In a complex system you are attempting to simplify (or deprecate components of), and where you cannot find an owner or stakeholder over some component system -- unplug the component and wait for errors or user complaints. Thus you will find out who is affected by the component and who likely stakeholders should be.

For example, old graybeards like myself will almost all have a story of finding some lost Sun or Irix server sitting under a pile of gear in an old closet, happily turned on with nobody current employed who knows anything about it.

What does it do? What's the user/password? How did it get there? all lost to the sands of time.

Turning it off will let you know if you can retire it or if somebody emerges with a problem then they can own it.



And then you accidentally crashed the whole business, for months, also known as a career limiting move. The stuff The Daily WTF published for failed companies.

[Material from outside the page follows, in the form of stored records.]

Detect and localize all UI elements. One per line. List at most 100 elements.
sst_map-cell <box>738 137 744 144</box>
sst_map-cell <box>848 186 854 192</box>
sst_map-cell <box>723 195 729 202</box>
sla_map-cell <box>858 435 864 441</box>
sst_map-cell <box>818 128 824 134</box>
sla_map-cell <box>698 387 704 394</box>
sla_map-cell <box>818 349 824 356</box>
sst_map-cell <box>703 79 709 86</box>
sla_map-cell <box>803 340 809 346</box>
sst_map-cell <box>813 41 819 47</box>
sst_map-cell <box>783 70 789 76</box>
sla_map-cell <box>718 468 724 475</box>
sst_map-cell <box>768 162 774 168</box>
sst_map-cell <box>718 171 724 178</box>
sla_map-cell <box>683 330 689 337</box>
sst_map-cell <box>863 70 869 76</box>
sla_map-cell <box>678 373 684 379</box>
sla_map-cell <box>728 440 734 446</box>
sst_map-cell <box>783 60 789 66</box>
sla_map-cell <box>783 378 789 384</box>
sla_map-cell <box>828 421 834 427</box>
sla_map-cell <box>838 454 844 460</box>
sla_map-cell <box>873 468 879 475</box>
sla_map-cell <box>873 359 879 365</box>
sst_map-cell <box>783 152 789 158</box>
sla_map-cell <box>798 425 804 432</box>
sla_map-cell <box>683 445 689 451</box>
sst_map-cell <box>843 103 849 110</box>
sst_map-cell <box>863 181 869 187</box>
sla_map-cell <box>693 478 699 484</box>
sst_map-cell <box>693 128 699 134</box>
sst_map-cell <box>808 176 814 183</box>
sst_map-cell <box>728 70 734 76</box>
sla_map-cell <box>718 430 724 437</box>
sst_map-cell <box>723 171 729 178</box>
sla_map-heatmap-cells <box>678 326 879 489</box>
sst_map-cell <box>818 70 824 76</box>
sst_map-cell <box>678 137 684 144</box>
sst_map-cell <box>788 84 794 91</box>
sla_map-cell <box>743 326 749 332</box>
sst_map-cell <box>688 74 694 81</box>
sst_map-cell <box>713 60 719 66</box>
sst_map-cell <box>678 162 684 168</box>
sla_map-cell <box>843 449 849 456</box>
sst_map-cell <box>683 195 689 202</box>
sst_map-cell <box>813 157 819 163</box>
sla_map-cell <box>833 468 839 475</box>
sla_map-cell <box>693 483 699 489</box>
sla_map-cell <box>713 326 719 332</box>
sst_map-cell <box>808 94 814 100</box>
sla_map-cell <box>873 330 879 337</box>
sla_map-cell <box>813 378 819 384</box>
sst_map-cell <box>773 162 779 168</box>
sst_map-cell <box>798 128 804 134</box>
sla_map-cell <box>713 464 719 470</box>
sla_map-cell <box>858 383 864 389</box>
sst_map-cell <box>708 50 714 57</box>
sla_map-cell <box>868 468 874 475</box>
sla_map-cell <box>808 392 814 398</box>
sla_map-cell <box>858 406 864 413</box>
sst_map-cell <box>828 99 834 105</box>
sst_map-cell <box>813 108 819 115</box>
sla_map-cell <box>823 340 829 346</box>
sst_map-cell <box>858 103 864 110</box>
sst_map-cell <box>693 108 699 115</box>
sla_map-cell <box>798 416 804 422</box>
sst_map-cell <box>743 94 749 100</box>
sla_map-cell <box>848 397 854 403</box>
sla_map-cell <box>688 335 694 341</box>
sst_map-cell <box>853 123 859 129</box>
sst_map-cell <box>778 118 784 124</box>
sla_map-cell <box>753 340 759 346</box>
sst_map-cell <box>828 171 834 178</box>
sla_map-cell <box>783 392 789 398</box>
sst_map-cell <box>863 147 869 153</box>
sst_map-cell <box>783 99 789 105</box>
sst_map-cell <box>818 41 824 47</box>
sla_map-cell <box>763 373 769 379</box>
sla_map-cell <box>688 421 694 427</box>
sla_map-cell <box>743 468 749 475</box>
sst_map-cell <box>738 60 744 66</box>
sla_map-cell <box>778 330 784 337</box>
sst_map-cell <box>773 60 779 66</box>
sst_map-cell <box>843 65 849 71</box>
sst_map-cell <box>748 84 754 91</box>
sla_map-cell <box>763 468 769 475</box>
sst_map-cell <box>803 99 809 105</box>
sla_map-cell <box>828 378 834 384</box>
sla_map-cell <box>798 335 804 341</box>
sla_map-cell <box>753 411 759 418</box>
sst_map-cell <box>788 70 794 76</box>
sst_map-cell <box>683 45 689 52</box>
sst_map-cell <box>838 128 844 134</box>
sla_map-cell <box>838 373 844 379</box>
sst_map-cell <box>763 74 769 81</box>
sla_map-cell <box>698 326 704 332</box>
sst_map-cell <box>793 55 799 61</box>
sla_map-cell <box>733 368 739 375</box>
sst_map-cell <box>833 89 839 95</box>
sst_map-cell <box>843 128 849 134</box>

Which is why only independent contractors can safely pull it off, and even then not always.

The correct test is targeted error injection. Make the thing a bit flaky see who complains or notices. Fan favorite is explicitly laggy or busted routers in the path for networked hardware. It's still not without risks, crappy old glue or scripts tend to fail catastrophically. So as usual, backups and spares. Documentation before messing with the thing...

Generally also found that it is safer to send excess garbage downstream from the putative server than induce outages. Spam gets quick results. Assumes of course you know what it is supposed to send... Or that garbage sent from there will get noticed.

The last thing is an actual smoke test.


At my company, we call this a scream test


There are only certain classes of systems this works for. If the system generates infrequent alerts, for example, the stakeholder won't know there's an issue until they independently discover that they missed an alert. That said, I've resorted to this approach before, and it works.


And then you suddenly torpedoed security notifications for the whole company. Nobody noticed for a year that updates were not applied. The rest of the story writes itself.